De nouvelles approches ont été développées au cours de vingt dernières années en démographie, telles que l’analyse biographique, l’analyse multiniveau, l'analyse séquentielle, l'analyse des comportements d'agents (agent-based models) ou la génétique du comportement, certaines se révélant fort prometteuses, d’autres étant sujettes à plus de discussions. Devant la complexité des méthodes que ces approches mettent en œuvre, il nous parait nécessaire de mener une réflexion plus approfondie sur les questions méthodologiques et épistémologiques qu’elles posent. Ainsi, il est intéressant de voir les progrès qu’elles peuvent apporter à la connaissance des comportements humains: permettent-elles de passer d’états de moindre connaissance à des états de connaissance plus poussée ou, au contraire, sont-elles basées sur des hypothèses erronées, qui conduisent à des résultats non valides?
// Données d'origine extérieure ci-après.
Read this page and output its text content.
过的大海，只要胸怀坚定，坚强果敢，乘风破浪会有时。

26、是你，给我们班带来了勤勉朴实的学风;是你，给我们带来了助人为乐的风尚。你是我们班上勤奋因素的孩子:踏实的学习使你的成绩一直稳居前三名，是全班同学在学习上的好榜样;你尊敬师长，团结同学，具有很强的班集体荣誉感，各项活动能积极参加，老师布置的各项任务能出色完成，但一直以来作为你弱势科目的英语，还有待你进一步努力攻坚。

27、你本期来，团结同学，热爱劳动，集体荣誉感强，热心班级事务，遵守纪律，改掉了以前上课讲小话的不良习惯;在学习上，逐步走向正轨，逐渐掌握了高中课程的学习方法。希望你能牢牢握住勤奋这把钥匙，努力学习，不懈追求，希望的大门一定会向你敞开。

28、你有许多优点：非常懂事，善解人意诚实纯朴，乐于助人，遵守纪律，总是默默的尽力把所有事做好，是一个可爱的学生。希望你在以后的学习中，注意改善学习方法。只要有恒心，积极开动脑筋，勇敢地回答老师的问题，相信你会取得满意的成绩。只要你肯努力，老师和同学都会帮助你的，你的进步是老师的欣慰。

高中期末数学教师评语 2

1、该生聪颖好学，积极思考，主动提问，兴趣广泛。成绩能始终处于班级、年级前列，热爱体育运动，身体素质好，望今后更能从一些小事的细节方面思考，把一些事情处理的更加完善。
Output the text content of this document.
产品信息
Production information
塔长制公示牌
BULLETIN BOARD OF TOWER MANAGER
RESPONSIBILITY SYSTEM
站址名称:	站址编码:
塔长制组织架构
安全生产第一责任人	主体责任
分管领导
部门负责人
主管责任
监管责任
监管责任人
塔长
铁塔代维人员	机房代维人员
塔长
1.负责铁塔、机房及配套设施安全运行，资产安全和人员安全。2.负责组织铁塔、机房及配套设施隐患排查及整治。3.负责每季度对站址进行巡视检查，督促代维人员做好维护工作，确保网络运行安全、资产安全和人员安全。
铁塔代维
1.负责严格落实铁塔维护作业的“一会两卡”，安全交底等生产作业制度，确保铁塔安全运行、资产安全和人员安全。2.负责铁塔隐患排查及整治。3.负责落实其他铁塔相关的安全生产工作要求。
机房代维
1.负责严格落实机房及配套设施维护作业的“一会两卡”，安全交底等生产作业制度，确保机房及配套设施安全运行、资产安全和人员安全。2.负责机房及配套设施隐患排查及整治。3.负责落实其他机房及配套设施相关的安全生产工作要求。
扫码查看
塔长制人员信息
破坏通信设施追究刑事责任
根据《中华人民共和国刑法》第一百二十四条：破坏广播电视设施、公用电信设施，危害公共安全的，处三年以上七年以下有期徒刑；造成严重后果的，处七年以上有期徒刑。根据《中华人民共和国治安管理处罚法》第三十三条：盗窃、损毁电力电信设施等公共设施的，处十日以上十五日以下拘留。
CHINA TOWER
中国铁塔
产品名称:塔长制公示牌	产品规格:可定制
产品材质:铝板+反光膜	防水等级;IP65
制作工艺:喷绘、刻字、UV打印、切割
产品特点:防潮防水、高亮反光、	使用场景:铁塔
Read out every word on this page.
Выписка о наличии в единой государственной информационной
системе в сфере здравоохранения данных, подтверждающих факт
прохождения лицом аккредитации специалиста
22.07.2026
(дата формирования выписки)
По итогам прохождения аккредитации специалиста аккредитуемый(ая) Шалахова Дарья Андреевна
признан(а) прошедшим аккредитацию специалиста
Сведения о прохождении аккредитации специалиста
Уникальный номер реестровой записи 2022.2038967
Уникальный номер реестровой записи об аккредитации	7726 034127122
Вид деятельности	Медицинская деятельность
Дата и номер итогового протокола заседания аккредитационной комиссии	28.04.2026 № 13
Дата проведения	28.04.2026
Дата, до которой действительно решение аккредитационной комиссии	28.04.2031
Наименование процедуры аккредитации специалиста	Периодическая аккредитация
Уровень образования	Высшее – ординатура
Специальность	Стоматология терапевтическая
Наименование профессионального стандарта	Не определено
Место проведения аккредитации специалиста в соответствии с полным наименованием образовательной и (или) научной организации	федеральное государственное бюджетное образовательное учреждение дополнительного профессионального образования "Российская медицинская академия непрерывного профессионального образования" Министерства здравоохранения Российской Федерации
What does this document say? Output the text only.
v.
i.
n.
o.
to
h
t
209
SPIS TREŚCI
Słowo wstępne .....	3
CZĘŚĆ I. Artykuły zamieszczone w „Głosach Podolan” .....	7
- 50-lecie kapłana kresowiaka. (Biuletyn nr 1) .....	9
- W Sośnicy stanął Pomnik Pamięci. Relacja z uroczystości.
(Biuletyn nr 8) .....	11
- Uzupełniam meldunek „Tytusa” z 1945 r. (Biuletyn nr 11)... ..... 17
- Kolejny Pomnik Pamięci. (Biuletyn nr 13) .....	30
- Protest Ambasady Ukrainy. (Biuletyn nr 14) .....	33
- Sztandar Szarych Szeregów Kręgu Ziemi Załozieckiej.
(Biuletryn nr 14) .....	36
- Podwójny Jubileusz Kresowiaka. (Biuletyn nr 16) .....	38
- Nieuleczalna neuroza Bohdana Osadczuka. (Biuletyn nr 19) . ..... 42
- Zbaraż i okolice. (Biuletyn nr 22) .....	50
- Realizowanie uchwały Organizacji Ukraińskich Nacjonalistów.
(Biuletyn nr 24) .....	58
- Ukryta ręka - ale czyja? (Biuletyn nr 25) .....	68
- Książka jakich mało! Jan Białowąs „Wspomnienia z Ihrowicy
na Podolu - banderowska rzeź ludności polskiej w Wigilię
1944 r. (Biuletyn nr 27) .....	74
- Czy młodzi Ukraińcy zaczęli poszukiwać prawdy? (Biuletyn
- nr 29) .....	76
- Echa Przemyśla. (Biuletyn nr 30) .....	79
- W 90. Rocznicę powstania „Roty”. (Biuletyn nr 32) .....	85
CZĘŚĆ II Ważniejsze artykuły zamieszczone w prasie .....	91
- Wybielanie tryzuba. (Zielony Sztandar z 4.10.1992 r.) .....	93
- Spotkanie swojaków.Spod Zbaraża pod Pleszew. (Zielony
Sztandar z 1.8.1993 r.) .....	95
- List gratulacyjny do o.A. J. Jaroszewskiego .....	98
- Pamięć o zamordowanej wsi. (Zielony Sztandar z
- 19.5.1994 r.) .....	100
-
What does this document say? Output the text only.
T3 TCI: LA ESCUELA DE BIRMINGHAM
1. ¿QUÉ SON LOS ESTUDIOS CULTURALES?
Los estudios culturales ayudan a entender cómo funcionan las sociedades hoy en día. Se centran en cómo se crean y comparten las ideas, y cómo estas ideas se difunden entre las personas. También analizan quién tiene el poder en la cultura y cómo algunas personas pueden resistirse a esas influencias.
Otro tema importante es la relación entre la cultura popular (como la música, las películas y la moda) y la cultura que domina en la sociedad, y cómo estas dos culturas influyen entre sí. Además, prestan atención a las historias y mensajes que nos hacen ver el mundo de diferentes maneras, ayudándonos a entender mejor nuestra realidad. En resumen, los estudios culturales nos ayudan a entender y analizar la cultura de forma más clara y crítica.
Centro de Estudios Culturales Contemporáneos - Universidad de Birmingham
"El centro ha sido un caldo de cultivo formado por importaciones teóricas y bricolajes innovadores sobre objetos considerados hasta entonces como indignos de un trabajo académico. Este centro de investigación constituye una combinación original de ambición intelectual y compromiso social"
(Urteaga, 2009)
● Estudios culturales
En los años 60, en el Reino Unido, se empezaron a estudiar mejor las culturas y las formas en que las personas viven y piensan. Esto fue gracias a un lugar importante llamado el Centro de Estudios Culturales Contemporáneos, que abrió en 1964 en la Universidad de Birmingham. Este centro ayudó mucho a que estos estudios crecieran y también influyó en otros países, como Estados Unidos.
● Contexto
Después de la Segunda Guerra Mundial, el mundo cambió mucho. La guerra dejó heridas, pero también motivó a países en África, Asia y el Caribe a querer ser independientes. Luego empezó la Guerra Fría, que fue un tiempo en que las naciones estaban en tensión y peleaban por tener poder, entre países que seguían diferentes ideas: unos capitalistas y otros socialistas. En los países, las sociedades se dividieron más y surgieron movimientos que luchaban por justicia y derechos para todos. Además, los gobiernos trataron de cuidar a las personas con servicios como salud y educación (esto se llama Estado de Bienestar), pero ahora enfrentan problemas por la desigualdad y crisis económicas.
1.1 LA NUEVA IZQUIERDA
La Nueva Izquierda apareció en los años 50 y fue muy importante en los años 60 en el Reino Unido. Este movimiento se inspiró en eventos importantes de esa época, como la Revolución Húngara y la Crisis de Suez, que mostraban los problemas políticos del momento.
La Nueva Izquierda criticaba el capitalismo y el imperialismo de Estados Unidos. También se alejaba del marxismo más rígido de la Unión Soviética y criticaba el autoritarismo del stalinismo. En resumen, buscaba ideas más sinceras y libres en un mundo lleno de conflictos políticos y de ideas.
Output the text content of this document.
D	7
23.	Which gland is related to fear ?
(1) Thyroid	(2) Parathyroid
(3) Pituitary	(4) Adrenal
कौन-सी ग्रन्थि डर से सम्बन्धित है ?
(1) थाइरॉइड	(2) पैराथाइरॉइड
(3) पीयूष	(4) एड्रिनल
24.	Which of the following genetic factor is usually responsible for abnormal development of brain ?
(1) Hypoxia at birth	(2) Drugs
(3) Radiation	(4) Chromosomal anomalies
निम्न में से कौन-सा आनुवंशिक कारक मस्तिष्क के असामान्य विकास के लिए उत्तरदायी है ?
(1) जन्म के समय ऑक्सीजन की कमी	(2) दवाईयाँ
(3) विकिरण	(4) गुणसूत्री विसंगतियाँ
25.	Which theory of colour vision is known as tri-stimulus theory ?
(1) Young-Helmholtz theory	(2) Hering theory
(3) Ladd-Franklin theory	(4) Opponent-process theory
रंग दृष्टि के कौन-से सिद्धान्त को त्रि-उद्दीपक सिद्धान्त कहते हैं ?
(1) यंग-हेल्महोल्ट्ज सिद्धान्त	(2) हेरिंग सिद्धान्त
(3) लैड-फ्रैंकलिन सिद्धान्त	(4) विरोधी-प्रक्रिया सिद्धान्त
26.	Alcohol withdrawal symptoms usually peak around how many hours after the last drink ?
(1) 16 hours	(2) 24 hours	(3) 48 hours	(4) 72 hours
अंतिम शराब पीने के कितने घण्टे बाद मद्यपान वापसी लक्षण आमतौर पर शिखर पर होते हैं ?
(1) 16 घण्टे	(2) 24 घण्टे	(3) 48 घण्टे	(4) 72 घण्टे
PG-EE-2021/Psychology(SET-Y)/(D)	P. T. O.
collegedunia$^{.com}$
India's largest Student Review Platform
Egalement, il est important de replacer ces méthodes dans l’histoire de la pensée démographique, qui s’est développée depuis le XVIIe siècle, et plus généralement dans l’histoire des sciences humaines, pour voir plus précisément comment elles se situent dans l’ensemble de ces courants.
Dans la mesure où l’une des missions de l’Ined est d’effectuer toutes les ‘recherches utiles à la science démographique’, ce projet va chercher à définir avec plus de précision ce terme ‘utile’, pour voir en quoi ces diverses recherches permettent des progrès en démographie, en quoi cette dernière se distingue des autres sciences humaines mais aussi comment elle utilise certains concepts issus de celles-ci. Il y a lieu en particulier d’étudier les dangers de la considérer comme une science complètement à part, ainsi que le pensent encore certains démographes. Mais également il y a le risque d’utilisation, sans toutes les précautions nécessaires, de concepts de base issus d’autres sciences humaines qui peuvent conduire à des résultats incorrectement spécifiés en démographie. Les disciplines mobilisées dans ce projet sont nombreuses, car il s’agit d’une étude synthétique des diverses sciences humaines, utilisant cependant une approche essentiellement quantitative. Les techniques envisagées devraient également parcourir tout le spectre des méthodes utilisées dans ces sciences, tant mises en place dans le passé que plus récemment.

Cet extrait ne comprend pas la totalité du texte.